昨天下午,本来是有“约”的,约的临时,取消的也临时,当母亲得知我可以不用赴“约”的时候,她表现得非常开心,说,走吧,现在就走吧,咱们去园子里走走吧。我知道母亲又待得寂寞了,于是立即穿衣与她一起下楼,步行十里左右,去往城郊处那个尚在建设中的中央公园。
一路上,看见什么就拍什么,哪怕是遇见一朵姑且还在盛开的野花,母亲也会蹲下来认真认真地拍照。母亲如此热爱生活,做女儿的也不能有丝毫逊色。虽然极不爱照相,也满怀兴致地或坐或站在母亲面前,等待她按下一个又一个快门。母亲每拍完一张,就招呼我过去看拍出来的照片效果。我皆说很好很好,赞母亲拍照技术一日比一日强。
一簇紫色雏菊开在一家幼儿园的门前。去年此时也被我们偶然发现过。这一日再去,它们依然在那里暗暗吐露芳华。紫幽幽的细碎花朵上,落着数十只大大小小的蜜蜂,一靠近,蜂儿躲避,少顷又飞回来,与我们争夺这寸寸美丽秋色。霜降已过,此时得遇开得如此旺盛的一丛花,令人心里生出诸多喜悦。与母亲在那里盘桓很久,才恋恋不舍地离开。
沿着解放大路一直往前走,看见很多临街店铺都在出租出兑,两侧的住宅楼也有许多贴着出租出售的字样。人们的生活发生翻天覆地的变化。各人资产严重缩水,似乎走的都是下坡路。或许,在很多我看不见的地方依然有繁盛和辉煌,但作为一个县级小城来说,所属的各行各业都有些风雨飘摇。我且无奈于每日的辛劳没有报酬,又身单力薄,别无出路。据说公司里的很多员工都外出打工挣现钱去了。当下生存不易,似我这般日日有闲情逸致看风景的人应该不多。
此时已是秋暮,带叶子的树不多,偶然发现一棵,就像发现一个宝贝,也不挑挑拣拣,立马就站过去等母亲给我拍照。中央公园里一片灰颓,所有的花草树木都衰颓了。有环卫工人在往沟渠里放水,不知何故,也不能上去询问。只是沿着那沟的两岸随意走走。野山楂的果实还在树上红彤彤地挂着,因为酸涩,无人采摘,连雀儿也不去啄食。我和母亲摘了一些揣在兜里,也不知道拿回去做什么。

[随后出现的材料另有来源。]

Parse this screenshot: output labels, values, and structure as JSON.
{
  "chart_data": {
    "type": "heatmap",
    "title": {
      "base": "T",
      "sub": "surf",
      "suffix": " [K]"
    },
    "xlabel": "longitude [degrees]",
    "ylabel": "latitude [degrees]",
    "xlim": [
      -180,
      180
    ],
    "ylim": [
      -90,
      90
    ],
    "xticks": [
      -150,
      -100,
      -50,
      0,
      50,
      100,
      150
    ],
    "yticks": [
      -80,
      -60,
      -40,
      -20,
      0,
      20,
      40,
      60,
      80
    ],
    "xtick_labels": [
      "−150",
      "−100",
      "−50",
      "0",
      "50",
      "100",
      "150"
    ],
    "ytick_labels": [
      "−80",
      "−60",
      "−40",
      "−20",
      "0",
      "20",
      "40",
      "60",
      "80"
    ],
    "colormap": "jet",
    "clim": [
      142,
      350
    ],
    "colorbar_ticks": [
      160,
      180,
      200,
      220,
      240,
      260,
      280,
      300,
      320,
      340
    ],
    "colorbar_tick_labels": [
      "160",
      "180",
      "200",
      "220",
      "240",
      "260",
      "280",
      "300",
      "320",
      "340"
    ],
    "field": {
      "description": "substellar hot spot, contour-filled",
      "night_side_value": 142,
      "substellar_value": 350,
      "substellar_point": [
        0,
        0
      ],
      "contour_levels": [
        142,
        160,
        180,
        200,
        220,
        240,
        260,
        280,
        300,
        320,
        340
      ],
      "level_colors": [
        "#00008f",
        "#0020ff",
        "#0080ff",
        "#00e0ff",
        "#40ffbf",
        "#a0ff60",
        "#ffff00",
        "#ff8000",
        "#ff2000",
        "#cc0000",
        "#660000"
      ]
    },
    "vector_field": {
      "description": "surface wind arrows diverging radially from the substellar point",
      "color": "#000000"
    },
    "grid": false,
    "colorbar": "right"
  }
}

母亲说可以晒干了泡水喝。我应着。不多话。出来玩,母亲想做什么就做什么罢。
路过一家别墅,女主人蹲在门前收集花籽,准备明年春天时播种。虽素不相识,但还是站在一起聊了一会儿。女主说,她在这里住了好几年了,年年种花,不只是给自己看,也是给别人看的。我母亲赞美她把自家的园子整理得井井有条,看上去十分美观。那女主人就笑了,也不过分谦虚。只说自己闲不下来,每天都在找活干。临分别的时候,她问母亲要不要一些花籽。我母亲说拿回去不知种在哪里,您还是自己留着吧。我们走出很远,再回头,见那女主又在继续她手里的活计。母女两个既羡慕又钦佩。
忘记在哪里看见过这样的一段话:“有时候觉得世界很美好,有时候又觉得乏善可陈。或许世界没变过,或许世界根本不存在,或许外面的一切,只是某种意识的投影。”和母亲接着逛园子,脑海中却不断出现这些字句。我对这个世界的理解或许有偏颇,这与我所处的环境有关。我总能看见一些生活在底层的人,他们日日为了一口吃食四处奔波,哪里有心情到处“沾花惹草”。
走累了,回家的路变得又漫长又遥远,遂与母亲打车回家。遇见颇有素质的司机师傅,把车开得又快又稳,走了捷径,很快就把我们送到家门口。到家后整理照片,挑选出几张中意的做了一个短视频。我母亲也做了一个。两个人坐在沙发上各自玩各自的。后来夜幕降临,阿良也下班回来。我们仨坐在一起,絮絮叨叨地说话。很快天就黑了,我们也没有开灯。——所有的一切,都突然有了梦幻感觉。这一切都是真实的吗?